Whitlam appears lukewarm on the topic of a nuclear-free zone in the South Pacific, supporting the proposal in public but telling the US in private in September 1975 this is only because he “feels obliged to give token support” to a “beleagured” NZ Labour government. The US had prior warning of the New Zealand plan after a source in New Zealand leaked the secret proposal to “refloat” the creation of a South Pacific Nuclear Free Zone months earlier. According to the cable, the US planned on leaning on the Australian government before NZ presented the plan in an attempt to derail it, “without indicating US knowledge of latest [New Zealand] proposal”.
Perhaps the most interesting cable for historians of Australian politics is one entitled “ALP’s Iraqi connection”. The cable, from February 1976, shows Whitlam, now opposition leader after the 1975 election, up to his neck in the Iraqi Money affair, a scandal that seriously damaged the ALP and the legacy of the Whitlam government. It shows future prime minister Bob Hawke already calling the shots inside the ALP, with Whitlam expecting to be “gone within the week” after Hawke “hit the roof” upon hearing about the scheme.

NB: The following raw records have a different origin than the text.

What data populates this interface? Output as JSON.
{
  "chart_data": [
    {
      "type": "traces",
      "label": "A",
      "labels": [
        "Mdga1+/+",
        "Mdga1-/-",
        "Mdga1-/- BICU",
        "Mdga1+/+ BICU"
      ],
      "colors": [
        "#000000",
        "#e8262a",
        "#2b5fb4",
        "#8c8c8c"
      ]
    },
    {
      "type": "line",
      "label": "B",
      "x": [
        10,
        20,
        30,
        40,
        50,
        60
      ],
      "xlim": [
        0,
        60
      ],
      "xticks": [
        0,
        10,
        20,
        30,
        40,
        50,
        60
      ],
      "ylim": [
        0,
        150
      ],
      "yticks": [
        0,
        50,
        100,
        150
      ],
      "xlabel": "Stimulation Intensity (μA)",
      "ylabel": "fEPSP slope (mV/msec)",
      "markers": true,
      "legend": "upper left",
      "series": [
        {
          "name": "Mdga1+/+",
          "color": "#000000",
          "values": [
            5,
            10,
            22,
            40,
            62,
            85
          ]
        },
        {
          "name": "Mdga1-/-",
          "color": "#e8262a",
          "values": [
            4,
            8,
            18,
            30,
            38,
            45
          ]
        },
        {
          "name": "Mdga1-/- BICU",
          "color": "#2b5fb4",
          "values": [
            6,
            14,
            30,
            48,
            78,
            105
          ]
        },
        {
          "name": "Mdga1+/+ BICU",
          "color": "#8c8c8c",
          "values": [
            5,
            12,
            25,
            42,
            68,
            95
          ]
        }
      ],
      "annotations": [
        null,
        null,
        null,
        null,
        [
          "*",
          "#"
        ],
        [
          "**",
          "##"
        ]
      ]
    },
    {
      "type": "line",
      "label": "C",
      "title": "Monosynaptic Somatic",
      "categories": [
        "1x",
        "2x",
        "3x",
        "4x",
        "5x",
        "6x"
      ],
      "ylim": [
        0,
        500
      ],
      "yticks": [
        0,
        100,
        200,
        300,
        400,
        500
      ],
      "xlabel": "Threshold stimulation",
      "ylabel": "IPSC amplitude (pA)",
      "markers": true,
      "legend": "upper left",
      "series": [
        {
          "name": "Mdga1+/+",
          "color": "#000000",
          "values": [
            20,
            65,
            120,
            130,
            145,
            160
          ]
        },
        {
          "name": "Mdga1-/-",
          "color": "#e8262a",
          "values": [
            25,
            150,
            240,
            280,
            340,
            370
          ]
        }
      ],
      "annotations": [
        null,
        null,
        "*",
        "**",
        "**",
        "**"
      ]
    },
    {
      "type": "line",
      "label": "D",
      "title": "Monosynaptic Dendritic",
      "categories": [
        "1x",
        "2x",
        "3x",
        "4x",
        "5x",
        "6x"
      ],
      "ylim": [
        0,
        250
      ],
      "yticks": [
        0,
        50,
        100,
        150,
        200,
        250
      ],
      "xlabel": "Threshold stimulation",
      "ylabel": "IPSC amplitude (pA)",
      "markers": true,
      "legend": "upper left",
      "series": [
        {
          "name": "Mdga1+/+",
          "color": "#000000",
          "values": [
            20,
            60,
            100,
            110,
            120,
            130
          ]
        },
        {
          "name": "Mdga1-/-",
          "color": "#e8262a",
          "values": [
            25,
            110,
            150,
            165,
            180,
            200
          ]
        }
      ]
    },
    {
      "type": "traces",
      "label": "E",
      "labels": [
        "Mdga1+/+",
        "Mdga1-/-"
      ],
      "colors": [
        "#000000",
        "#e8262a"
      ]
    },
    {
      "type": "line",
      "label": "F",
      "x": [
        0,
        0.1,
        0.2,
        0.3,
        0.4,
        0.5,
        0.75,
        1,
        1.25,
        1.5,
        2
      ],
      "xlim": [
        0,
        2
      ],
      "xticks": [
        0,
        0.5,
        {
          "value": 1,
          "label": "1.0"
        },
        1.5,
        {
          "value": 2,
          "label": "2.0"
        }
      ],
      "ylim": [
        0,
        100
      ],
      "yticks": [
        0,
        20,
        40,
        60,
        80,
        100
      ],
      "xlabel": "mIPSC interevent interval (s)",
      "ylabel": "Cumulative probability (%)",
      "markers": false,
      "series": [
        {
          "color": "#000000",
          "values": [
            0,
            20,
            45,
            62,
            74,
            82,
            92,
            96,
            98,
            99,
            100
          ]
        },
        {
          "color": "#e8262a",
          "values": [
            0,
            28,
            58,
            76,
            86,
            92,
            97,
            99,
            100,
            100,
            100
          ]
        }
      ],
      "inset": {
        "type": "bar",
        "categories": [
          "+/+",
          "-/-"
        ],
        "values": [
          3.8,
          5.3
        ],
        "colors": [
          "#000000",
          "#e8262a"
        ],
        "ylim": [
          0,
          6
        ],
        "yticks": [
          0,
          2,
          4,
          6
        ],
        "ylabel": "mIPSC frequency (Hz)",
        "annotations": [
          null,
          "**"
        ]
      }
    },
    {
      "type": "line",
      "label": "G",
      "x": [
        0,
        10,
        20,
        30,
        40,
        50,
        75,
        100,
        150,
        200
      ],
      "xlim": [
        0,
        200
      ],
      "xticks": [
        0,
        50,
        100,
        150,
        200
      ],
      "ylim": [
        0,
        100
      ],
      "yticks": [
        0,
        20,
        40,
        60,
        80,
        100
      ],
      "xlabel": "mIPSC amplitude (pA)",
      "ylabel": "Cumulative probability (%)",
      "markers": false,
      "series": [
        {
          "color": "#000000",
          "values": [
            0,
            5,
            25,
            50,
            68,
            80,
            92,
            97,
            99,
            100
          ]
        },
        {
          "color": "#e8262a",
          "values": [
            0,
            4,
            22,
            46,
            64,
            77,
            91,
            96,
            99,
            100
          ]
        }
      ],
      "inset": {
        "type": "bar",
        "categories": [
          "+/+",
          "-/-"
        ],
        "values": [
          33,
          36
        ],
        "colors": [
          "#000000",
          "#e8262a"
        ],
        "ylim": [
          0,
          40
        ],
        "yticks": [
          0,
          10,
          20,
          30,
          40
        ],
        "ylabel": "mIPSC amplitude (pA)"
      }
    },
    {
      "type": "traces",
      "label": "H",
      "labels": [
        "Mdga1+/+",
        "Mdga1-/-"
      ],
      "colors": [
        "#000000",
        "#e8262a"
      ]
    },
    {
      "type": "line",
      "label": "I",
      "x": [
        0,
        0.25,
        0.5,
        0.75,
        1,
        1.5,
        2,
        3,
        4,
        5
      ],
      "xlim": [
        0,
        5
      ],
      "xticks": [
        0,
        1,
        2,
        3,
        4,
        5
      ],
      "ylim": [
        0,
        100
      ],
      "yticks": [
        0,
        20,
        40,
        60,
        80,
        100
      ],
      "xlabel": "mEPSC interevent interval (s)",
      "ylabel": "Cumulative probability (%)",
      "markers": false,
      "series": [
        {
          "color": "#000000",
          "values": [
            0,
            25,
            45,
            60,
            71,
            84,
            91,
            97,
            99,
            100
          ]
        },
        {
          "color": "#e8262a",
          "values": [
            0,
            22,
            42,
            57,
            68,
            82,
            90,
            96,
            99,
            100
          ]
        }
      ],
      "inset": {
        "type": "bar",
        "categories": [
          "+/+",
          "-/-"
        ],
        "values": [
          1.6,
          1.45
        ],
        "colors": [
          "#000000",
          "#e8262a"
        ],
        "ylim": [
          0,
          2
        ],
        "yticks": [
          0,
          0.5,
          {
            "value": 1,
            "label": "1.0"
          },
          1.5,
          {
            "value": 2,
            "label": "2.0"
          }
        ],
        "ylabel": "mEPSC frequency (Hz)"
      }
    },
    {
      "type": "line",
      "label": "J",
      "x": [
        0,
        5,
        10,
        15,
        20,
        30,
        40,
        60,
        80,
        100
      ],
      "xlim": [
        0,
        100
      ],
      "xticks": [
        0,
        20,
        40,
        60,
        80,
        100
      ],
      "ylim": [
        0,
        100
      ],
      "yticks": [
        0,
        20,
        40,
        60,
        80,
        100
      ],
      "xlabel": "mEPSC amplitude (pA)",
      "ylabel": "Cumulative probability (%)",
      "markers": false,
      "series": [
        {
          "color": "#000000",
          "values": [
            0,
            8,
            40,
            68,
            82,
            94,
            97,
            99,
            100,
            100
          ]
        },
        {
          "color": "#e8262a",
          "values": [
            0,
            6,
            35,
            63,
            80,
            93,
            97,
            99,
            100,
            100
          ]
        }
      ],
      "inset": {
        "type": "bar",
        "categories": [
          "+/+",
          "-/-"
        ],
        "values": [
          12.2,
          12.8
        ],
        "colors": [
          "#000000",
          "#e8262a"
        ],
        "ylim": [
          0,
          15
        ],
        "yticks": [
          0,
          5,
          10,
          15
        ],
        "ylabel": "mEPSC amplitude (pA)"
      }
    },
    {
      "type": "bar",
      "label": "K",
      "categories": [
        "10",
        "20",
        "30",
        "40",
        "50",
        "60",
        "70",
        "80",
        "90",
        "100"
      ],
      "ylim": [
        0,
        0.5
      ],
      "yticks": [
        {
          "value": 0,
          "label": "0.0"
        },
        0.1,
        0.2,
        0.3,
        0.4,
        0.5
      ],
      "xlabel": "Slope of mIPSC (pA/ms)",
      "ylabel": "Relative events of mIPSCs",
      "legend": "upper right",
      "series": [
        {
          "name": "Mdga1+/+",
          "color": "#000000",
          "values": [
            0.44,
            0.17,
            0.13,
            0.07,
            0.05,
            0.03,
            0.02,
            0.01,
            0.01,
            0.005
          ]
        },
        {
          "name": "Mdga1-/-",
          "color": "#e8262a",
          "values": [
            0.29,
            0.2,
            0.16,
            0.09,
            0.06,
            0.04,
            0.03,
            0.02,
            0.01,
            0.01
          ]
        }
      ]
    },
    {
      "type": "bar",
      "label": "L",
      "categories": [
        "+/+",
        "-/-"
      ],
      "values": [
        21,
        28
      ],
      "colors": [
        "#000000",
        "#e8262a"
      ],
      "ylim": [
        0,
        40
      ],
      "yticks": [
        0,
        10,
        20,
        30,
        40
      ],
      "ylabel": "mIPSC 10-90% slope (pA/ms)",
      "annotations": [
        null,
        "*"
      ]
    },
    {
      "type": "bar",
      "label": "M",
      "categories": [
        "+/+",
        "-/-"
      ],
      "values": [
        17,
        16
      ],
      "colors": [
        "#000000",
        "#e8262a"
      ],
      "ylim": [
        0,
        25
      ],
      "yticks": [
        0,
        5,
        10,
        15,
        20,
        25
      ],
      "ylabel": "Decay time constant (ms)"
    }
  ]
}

It contains Whitlam’s assessment of two future ALP leaders, Bill Hayden, who “lacks the confidence for the job” and Bob Hawke, “a pro-Israeli fanatic”. (In another cable, Hawke returns the favour, complaining Whitlam is too “even handed”).
Unfortunately for historians, all the cables that document private meetings between Whitlam as PM and secretary of state Henry Kissinger remain classified, with only their metadata (date, title, location) available.
And finally, straight from the bizarro-land that is the 1970s, the Liberal opposition strongly condemns Whitlam and the ALP for failing to help refugees from Vietnam and for not doing more to help resettle them in Australia. The US embassy in Canberra noted that “all of Australia’s major daily newspapers have denounced government on issue”.
The past is indeed a foreign country.